A HISTÓRIA: As férias do detetive belga Hercule Poirot, no Egito, a bordo de um glamoroso navio cruzeiro, transformam-se numa procura terrível por um assassino, quando a lua de mel idílica de um casal perfeito é tragicamente interrompida.

"Morte no Nilo": nos cinemas desde 10 de fevereiro.


Crítica: Daniel Antero

A fórmula é clara: paisagens grandiosas, cenários luxuosos, personagens deslumbrantes confinadas num único espaço, vários assassinatos e um mistério que só poderá ser resolvido por Hercule Poirot, o melhor detetive do mundo.

Depois de várias adaptações cinematográficas e televisivas da obra de Agatha Christie, a rainha dos romances de crime, o realizador Kenneth Branagh quis atualizar a dinâmica e a energia daqueles misteriosos enredos para o século XXI e envolvê-los com novo glamour e a mais recente burguesia hollywoodesca.

“Um Crime no Expresso-Oriente”, de 2017, foi a primeira tentativa e colocou a todo o vapor as deduções lógicas do excêntrico investigador belga, agora interpretado pelo próprio Branagh.

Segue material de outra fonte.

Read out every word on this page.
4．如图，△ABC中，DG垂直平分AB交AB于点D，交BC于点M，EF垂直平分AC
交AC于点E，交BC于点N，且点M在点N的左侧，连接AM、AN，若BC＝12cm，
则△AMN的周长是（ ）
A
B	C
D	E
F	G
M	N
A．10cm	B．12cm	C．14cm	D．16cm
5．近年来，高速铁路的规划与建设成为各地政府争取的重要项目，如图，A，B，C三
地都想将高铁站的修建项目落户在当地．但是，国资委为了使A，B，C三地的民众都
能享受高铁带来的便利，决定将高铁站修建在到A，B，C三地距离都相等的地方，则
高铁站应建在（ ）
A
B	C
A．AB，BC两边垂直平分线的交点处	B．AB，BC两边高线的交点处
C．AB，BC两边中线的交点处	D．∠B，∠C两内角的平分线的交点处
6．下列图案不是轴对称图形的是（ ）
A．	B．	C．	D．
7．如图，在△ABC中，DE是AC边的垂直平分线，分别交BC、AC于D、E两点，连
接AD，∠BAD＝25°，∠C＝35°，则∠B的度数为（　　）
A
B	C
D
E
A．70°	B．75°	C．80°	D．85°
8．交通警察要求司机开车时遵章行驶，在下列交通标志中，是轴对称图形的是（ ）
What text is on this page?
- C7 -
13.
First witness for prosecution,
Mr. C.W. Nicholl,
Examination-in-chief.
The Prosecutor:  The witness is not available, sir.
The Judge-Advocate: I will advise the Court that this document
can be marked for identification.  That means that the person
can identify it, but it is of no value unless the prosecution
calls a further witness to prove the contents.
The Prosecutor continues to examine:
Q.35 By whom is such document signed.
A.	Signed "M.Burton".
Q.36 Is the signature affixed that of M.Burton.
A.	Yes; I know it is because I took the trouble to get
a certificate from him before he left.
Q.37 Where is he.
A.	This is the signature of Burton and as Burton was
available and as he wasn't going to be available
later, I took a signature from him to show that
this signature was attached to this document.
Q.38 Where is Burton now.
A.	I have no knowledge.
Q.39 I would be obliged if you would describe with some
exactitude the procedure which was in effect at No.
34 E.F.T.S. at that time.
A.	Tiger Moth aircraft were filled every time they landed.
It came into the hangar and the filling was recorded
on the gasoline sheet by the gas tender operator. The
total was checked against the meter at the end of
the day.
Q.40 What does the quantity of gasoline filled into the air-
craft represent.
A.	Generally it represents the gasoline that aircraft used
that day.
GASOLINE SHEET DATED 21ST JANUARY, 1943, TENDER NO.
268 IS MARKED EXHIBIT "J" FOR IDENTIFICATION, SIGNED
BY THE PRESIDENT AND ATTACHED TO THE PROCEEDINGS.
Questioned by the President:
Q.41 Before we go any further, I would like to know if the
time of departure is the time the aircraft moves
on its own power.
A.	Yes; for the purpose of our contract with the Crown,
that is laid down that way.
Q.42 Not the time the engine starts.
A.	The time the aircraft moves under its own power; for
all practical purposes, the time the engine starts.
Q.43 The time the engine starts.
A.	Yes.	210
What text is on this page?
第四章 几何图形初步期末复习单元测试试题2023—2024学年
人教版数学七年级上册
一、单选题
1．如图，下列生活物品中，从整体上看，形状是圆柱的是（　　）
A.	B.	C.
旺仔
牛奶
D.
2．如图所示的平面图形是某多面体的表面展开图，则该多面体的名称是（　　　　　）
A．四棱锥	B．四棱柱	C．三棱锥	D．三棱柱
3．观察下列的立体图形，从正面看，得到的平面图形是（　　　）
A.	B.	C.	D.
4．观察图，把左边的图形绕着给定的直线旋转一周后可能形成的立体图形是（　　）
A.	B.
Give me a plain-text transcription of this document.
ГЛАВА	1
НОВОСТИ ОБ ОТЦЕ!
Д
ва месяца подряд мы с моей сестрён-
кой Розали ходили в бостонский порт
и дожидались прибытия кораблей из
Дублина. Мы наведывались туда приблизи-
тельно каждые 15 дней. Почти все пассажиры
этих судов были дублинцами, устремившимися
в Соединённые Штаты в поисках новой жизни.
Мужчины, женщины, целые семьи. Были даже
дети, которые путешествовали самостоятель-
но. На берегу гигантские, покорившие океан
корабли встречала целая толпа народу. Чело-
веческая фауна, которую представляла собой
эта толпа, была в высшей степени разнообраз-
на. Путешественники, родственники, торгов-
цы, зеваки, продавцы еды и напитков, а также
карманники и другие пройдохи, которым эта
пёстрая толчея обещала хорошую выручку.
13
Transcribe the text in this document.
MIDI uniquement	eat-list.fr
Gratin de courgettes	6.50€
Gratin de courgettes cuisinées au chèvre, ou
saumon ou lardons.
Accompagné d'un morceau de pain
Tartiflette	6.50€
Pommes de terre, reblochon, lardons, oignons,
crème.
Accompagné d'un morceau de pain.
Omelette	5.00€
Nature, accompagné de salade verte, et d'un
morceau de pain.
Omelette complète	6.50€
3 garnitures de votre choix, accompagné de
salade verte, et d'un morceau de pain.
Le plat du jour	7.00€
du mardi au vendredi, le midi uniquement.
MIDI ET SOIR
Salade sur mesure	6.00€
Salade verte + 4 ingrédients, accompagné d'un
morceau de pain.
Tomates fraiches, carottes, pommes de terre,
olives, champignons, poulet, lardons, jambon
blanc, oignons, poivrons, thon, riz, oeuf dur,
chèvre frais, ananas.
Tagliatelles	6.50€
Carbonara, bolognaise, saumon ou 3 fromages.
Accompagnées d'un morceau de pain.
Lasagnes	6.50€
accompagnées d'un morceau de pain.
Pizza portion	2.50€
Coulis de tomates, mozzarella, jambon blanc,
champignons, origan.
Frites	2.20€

Para tal, o realizador irlandês soprou a poeira dos livros e introduziu cenas de ação, puzzles de lógica intrincados, CGI grandioso (mas demasiado artificial), uma câmara móvel que navega os espaços, mimicando a mente do detetive, e repetindo o carisma das adaptações dos anos 1970, um casting de pedigree.

Se “Um Crime no Expresso-Oriente” de 1974 contava com Sean Connery, Vanessa Redgrave ou Albert Finney, e “Morte no Nilo” de 1978 tinha Angela Lansbury, Bette Davis, Mia Farrow ou Peter Ustinov, o filme de 2017 de 2017 contou com Michelle Pfeiffer, Johnny Depp, Penélope Cruz, Judi Dench ou Willem Dafoe. A narrativa era esquemática, superficial, carente de identidade, e perdeu-se nos artifícios e nos meandros do CGI… mas atores como estes mantiveram a atração e seguraram o interesse dos espectadores até ao fim.

Não é o caso em “Morte do Nilo”. Kenneth Branagh retorna como o minucioso, genial Poirot. O fanático que procura sempre o balanço nos microcosmos e que analisa o mais ínfimo detalhe enquanto aprecia a nova joia da pastelaria, é a figura central desta narrativa. Pelas mãos do argumentista Michael Green, vemos o trabalho de investigação de Poirot ser aperfeiçoado e percebemos o que a complexidade da sua mente faz ao seu âmago emocional. Temos até uma viagem ao passado para aprofundar um amor trágico e justificar o seu arabesco bigode.

Mas como as suas “células cinzentas” assim sempre pretendem, para acomodar a vaidade do detetive belga, algo tem de ser reduzido do outro lado da balança. Neste caso, foi o casting. Quando Branagh não está em cena, o magnetismo desce, o melodramatismo sobe e o nosso interesse perde-se ao ver Gal Gadot ou Armie Hammer articularem sílabas e pavonearem a sua beleza. Nota para a exceção em Emma Mackey, que irradia paixão na interpretação de Jacqueline.

Tendo em conta a versão original (1978), que era composta maioritariamente por actores brancos, Branagh ainda procura aumentar a amplitude do seu microcosmos, pois nesta modernização acena à inclusão LGBT e racial, alterando algumas personagens. Mas ainda assim, atrizes como Sophie Okonedo, Jennifer Saunders ou Dawn French dificilmente têm a oportunidade de dar às suas personagens um perfil, pois nem nas cenas de interrogatório recebem palco para brilhar ou ser o veículo acutilante que nos injeta a dúvida da identidade verdadeira do assassino.

Green e Branagh passam por estas cenas a correr, apresentam motivos para o crime, álibis duvidosos, desculpas plausíveis e despacham o mistério e a grande revelação final. Não há oportunidade para sermos nós o detetive, cofiarmos o nosso bigode e rodopiarmos a lustre bengala enquanto afastamos da frente os artifícios do espetáculo cinematográfico.

“Morte no Nilo” é sumptuoso, demasiado cintilante, e sim, Branagh quis fazer um filme como “antigamente”. Mas como Poirot, está demasiado enamorado de si próprio. O classicismo, o charme, a velha guarda dos filmes de detetives deviam ter sempre o mesmo objetivo: intrigar-nos e tirar-nos o tapete do chão.